First of all, thank you very much !

I understand what you said that it is an high pass filter.
Wasn't it enough to use only the capacitor or only the inductor, to make an HPF?

Would you say that the following circuit makes a parallel LC circuit with a load R?

 

[MrAl]

Hi,

Yes that is what i was talking about originally. The second L and C in that new schematic.

 

[EngIntoHW]

Thanks

Regarding the HPF, why would you need both inductor and capacitor for that?

 

[MrAl]

Hi,

Using one or the other you get a first order response, using both you get a second order response (if done right of course), so that would mean a sharper response.

It also helps to look at the application, what they are trying to do here. It could be an outright mistake.

 

[EngIntoHW]

Thank you very much Al

 

[Nigel Goodwin]

Hi,

First of all, thank you very much !

I understand what you said that it is an high pass filter.
Wasn't it enough to use only the capacitor or only the inductor, to make an HPF?

No, because it's not a high pass filter, it's a tuned circuit RF amplifier - well it's not actually, it's only a crude partial representation of one in the 'intended to confuse' text book style.

 

[MrAl]

Hi,


Since the values of the components were not given i was free to choose what values i wanted. Choosing several different values, i got a simulation that showed low amplitude for low frequencies, higher amplitude for higher frequencies, which of course equates to a high pass.

If the values are chosen appropriately i suppose it would be possible to chose an inductor that resonated with the transistor capacitance, but then i would expect to see some kind of tuning adjustment present too.
Alternately, if in the application the transistor limits the high frequency response then we can say we have a sort of bandpass response.
That's why i suggested that we know what the application is and what the values were.

Inductors are also used in collector circuits to help decouple the AC from the power supply. They allow the DC bias but dont allow the AC to get through too much.

 

[EngIntoHW]

Thank you very much guys.

I'm continuing reading the book that discuess power amplifier.
if you're interested, it is called Switchmode RF Power Amplifiers (Andrei Grebennikov & Nathan O. Sokal).

I encountered the circuit below and have a question.
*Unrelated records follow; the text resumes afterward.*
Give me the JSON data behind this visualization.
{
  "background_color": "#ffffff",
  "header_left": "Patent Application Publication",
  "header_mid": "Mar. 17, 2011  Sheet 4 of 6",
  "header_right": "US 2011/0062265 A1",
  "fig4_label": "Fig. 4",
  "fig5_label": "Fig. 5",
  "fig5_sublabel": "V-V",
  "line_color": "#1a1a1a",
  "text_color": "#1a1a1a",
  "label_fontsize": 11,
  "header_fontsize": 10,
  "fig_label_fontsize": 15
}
The parallel LC resonator tuned to 3fo, passes only frequency 3fo?

Thank you again mates.

 

[ericgibbs]

hi,
Look at this link.
https://mathworld.wolfram.com/FourierSeriesSquareWave.html

Note the sine wave intervals.

 

[EngIntoHW]

Hi Eric,
Thanks.

I understand that summing all odd harmonics results with a square wave.

I'm trying to figure out how the below circuit sums them up - in this case the 1st, 3rd and 5th harmonics.

 

[JimB]

Parallel tuned circuits present a high impedance at their resonant frequency.

Series tuned circuits present a low impedance at their resonant frequency.

The example circuit which you are showing will have maximum output at Fo.
At 3Fo and 5Fo, the harmonic components of the signal will be attenuated.

The circuit as drawn is an AC equivalent circuit which is not a practical circuit, it omits DC supply and bias circuits.

JimB

 

[MrAl]

Hi Eric,
Thanks.

I understand that summing all odd harmonics results with a square wave.

I'm trying to figure out how the below circuit sums them up - in this case the 1st, 3rd and 5th harmonics.

Hi,

That circuit is a rough diagram of what it might take to reduce the square wave harmonics to get a more pure sine fundamental output. It roughly gets rid of the 3rd and 5th harmonics, which are the most important harmonics in the square wave to get rid of if you want a more perfect pure sine output at the fundamental frequency. So in the square wave we have a bunch of added harmonics, and in that filter we subtract some amount of both the 3rd and 5th harmonics in an attempt to get rid of them and get a better pure sine wave.
The last filter shown knocks down more harmonics because it's resonant at the fundamental frequency f0 but this filter unlike the other two is in parallel which means it lets the fundamental pass and shunts part of the other frequencies. The two in series block those respective frequencies and let some of the other ones pass, like the fundamental.